Por que a Justiça italiana está processando um ex-militar uruguaio pela 2ª vez
Jorge Néstor Troccoli já foi condenado à prisão perpétua pela morte e desaparecimento de opositores durante as ditaduras do Cone Sul
O Tribunal de Roma, na Itália, será palco de uma audiência aguardada para muitos do campo dos direitos humanos: Jorge Néstor Troccoli, ex-oficial do Corpo de Fuzileiros Navais do Uruguai (FUSNA), decidiu falar no caso que o Estado italiano o processa por crimes contra opositores durante as ditaduras do Cone Sul.
A audiência, marcada para esta quinta-feira (03/04) também é esperada por familiares das vítimas, que podem finalmente obter respostas sobre o que ocorreu com seus entes, já que esta será a primeira vez que Troccoli será interrogado, respondendo tanto à acusação quanto à sua própria defesa.
Esse é o segundo processo contra o ex-oficial do serviço secreto da marinha uruguaia e oficial responsável à época pelos contatos com o órgão de coordenação de operações anti-subversivas (O.C.O.A). Troccoli está preso desde julho de 2021 em uma penitenciária italiana, após ter sido condenado à prisão perpétua pela morte e desaparecimento de outras dezenas de italianos ocorridos nos anos mais sangrentos dos governos repressivos sul-americanos. Além dele, mais 13 pessoas foram sentenciadas.
Quando o Tribunal italiano o sentenciou, três outros casos surgiram. Novas denúncias, vítimas, perguntas e novas buscas pela verdade. Assim, em 2022, teve início outro processo contra o uruguaio.

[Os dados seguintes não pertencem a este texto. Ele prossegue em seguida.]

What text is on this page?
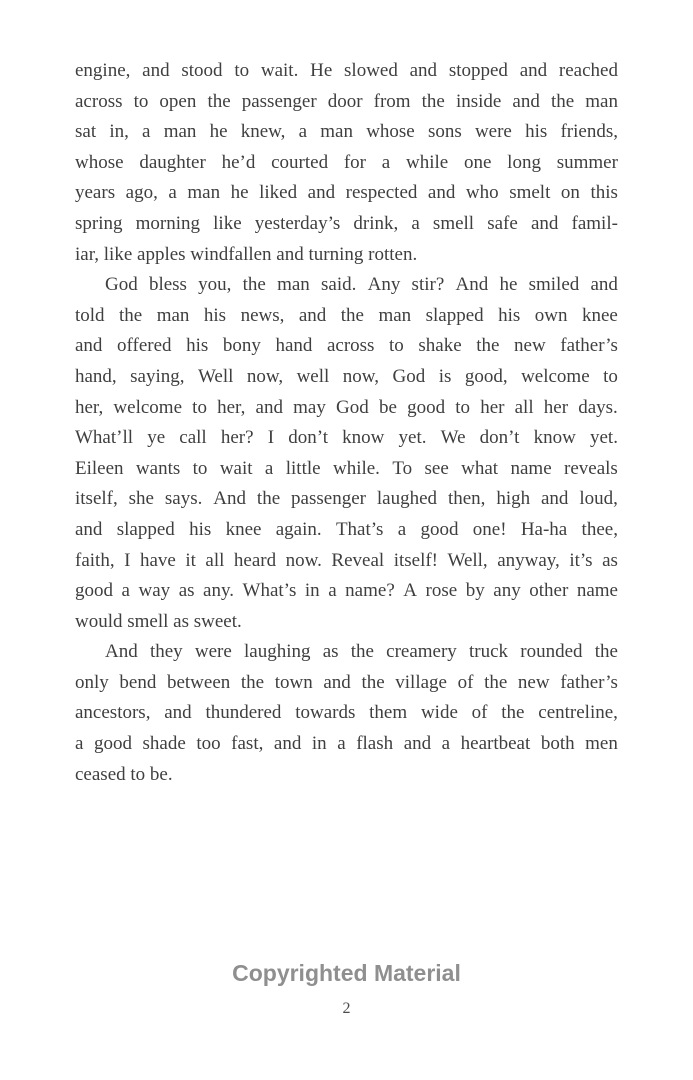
engine, and stood to wait. He slowed and stopped and reached
across to open the passenger door from the inside and the man
sat in, a man he knew, a man whose sons were his friends,
whose daughter he’d courted for a while one long summer
years ago, a man he liked and respected and who smelt on this
spring morning like yesterday’s drink, a smell safe and famil-
iar, like apples windfallen and turning rotten.

God bless you, the man said. Any stir? And he smiled and
told the man his news, and the man slapped his own knee
and offered his bony hand across to shake the new father’s
hand, saying, Well now, well now, God is good, welcome to
her, welcome to her, and may God be good to her all her days.
What’ll ye call her? I don’t know yet. We don’t know yet.
Eileen wants to wait a little while. To see what name reveals
itself, she says. And the passenger laughed then, high and loud,
and slapped his knee again. That’s a good one! Ha-ha thee,
faith, I have it all heard now. Reveal itself! Well, anyway, it’s as
good a way as any. What’s in a name? A rose by any other name
would smell as sweet.

And they were laughing as the creamery truck rounded the
only bend between the town and the village of the new father’s
ancestors, and thundered towards them wide of the centreline,
a good shade too fast, and in a flash and a heartbeat both men
ceased to be.

Copyrighted Material
2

Agora, o ex-coronel do Exército do Uruguai é julgado por conta da morte e desaparecimento do casal ítalo-argentino Rafaela Filipazzi e José Agustín Potenza. Além deles, Troccoli também é acusado pelo desaparecimento da professora uruguaia Elena Quinteros, militante do Partido da Vitória do Povo (PVP).
Tais casos ocorreram no contexto da repressão ditatorial no âmbito da Operação Condor, uma rede de colaboração entre os regimes autoritários da América do Sul nos anos 70/80 e financiada pelos Estados Unidos para eliminar opositores políticos.
Opera Mundi é o único veículo da imprensa brasileira que, desde 2015, acompanha os julgamentos na Itália dos crimes cometidos por torturadores sul-americanos e na batuta da operação.
No primeiro julgamento, em 2021 e que resultou em sua condenação à prisão perpétua, Troccoli compareceu apenas à audiência de abertura do processo e não testemunhou. Neste novo, no entanto, sua postura mudou: tem acompanhado de perto as audiências e solicitou à Corte a oportunidade de falar, obviamente em sua própria defesa.

Audiência contra o ex-militar uruguaio ocorre no Tribunal de Roma, na Itália
Troccoli nunca negou as torturas cometidas durante a ditadura. Pelo contrário, ele as relatou em detalhes no livro La era de Leviatán, no qual descreve os métodos de repressão e tortura utilizados pelo regime.
A expectativa é que o veredito do julgamento saia até o final de maio ou início de junho.
As vítimas
Elena Quinteros foi sequestrada em Montevidéu, em 24 de junho de 1976, e levada para um centro de detenção clandestino. Poucos dias depois, em uma tentativa desesperada de escapar, ela correu para dentro da embaixada da Venezuela e pediu asilo. No entanto, militares uruguaios invadiram o local e a levaram de volta. O sequestro gerou uma crise diplomática entre os dois países. Elena, militante do Partido Vitória do Povo (PVP), foi torturada no centro de detenção “300 Carlos – o Inferno Grande” e nunca mais foi vista. Registros do FUSNA indicam que ela teria morrido entre os dias 2 e 3 de novembro de 1976.
Raffaela Giuliana Filipazzi e José Augustin Potenza foram sequestrados em Montevidéu, em 27 de maio de 1977, no Hotel Hermitage. Detidos pelos Fuzileiros Navais uruguaios, foram posteriormente enviados para Assunção, no Paraguai, onde caíram nas mãos da ditadura de Alfredo Stroessner. Segundo as investigações, eles foram assassinados ali. Seus restos mortais foram encontrados apenas em março de 2013.
A prisão de Pinochet e o caminho para a justiça
Os julgamentos internacionais contra os envolvidos na Operação Condor ganharam força no final dos anos 90, quando familiares de vítimas de origem italiana procuraram o promotor Giancarlo Capaldo. A investigação foi impulsionada pelo mandado de prisão contra o ex-ditador chileno Augusto Pinochet, emitido pelo juiz espanhol Baltasar Garzón em 1998.
Pinochet acabou sendo detido em Londres, acusado de crimes contra a humanidade.